Sony has now recalled all the CDs affected by this rootkit. They will replace any CD purchased and are removing unsold CDs from stores.

See a news article such as

Good work, Mark. ;)
XCP has spread far and wide as a manual virus!
What will the future bring?
On one hand we'll have Windows Vista which as an operating system will better protect itself against modification.
On the other hand we will be in the brave new world of 'trusted computing' which I'm currently reading up on.

The firestorm continues to rage in the media..

BBC: Sony recalls copy-protected CDs

"No detailed figures have been given by Sony for how many CDs are protected with XCP or how many have been sold.

However, work by respected net expert Dan Kaminsky found that more than 500,000 networks have at least one machine on them using XCP. "

The Register: Sony pulls rootkit DRM CDs

"Sony remains committed to releasing all CDs next year with some form of copy restriction measures.
Click Here

How many people have been infected with XCP? DNS hacker Don Kaminsky investigated by querying DNS servers with the address XCP uses to 'phone home', and found traces on over half a million servers.

Of these 217,296 were from Japan, 130,519 from the USA, and 44,421 from the United Kingdom.
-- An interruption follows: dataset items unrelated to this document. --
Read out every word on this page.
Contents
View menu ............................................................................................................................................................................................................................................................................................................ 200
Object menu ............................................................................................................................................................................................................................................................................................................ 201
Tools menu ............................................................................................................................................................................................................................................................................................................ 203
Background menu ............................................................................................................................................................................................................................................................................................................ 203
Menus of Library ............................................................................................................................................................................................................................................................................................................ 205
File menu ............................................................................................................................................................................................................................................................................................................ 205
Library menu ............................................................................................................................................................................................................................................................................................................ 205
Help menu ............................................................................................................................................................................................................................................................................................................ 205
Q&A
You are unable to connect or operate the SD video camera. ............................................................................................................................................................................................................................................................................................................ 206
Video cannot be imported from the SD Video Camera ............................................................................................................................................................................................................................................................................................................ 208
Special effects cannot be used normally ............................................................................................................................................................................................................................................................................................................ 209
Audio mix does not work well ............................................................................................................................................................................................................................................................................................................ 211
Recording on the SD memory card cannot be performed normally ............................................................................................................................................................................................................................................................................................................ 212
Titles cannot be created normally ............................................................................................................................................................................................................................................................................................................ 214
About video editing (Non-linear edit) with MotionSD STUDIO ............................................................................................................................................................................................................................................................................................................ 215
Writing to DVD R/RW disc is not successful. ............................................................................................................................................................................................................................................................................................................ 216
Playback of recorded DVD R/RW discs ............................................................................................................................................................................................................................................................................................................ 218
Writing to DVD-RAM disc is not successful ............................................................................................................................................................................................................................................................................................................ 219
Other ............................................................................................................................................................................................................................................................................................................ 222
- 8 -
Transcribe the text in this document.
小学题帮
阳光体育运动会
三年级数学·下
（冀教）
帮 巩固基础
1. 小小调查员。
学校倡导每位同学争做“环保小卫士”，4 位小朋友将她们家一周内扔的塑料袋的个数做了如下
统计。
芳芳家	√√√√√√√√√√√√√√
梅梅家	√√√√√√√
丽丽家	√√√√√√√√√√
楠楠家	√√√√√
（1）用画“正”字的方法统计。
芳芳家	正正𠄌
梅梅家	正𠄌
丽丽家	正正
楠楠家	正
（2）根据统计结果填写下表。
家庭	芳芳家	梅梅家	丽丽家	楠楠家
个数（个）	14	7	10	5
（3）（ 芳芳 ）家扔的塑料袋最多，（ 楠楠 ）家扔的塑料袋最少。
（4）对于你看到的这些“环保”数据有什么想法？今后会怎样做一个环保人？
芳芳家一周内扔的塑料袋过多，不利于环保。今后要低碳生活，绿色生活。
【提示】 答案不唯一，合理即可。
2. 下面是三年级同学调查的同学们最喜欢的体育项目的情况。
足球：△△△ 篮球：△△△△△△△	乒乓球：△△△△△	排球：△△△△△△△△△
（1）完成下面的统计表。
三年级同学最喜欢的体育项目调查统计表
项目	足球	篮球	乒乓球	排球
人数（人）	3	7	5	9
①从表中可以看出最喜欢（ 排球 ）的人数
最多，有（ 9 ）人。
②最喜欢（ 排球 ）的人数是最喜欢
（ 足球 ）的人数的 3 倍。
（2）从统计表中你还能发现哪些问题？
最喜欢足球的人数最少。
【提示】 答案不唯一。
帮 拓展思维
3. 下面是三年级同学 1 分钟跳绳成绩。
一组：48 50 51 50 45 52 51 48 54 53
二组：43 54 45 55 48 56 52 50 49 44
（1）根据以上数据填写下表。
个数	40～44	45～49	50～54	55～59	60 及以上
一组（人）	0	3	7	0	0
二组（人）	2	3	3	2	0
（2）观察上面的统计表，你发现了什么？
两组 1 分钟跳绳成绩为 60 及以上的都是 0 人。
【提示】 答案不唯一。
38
And one from Afghanistan."

The Inquirer: Governmental TLAs annoyed at Sony
National Security + Rootkit = Fun fun fun

""IF THERE IS ONE thing you don't want as a corporate entity, that is the governmental TLAs (Three Letter Acronyms) mad at you. Sony is in the unenviable position of having at least one involved in 'national security' type work a little more than livid at them."
Governmental TLAs annoyed at Sony"
Not to get biblical here...

Talk about David and Goliath!

"In order to invoke 18 USC 1030, you have to show $5,000 in damages or damage to a computer system used by or for a government entity in furtherance of the administration of justice, national defense or national security."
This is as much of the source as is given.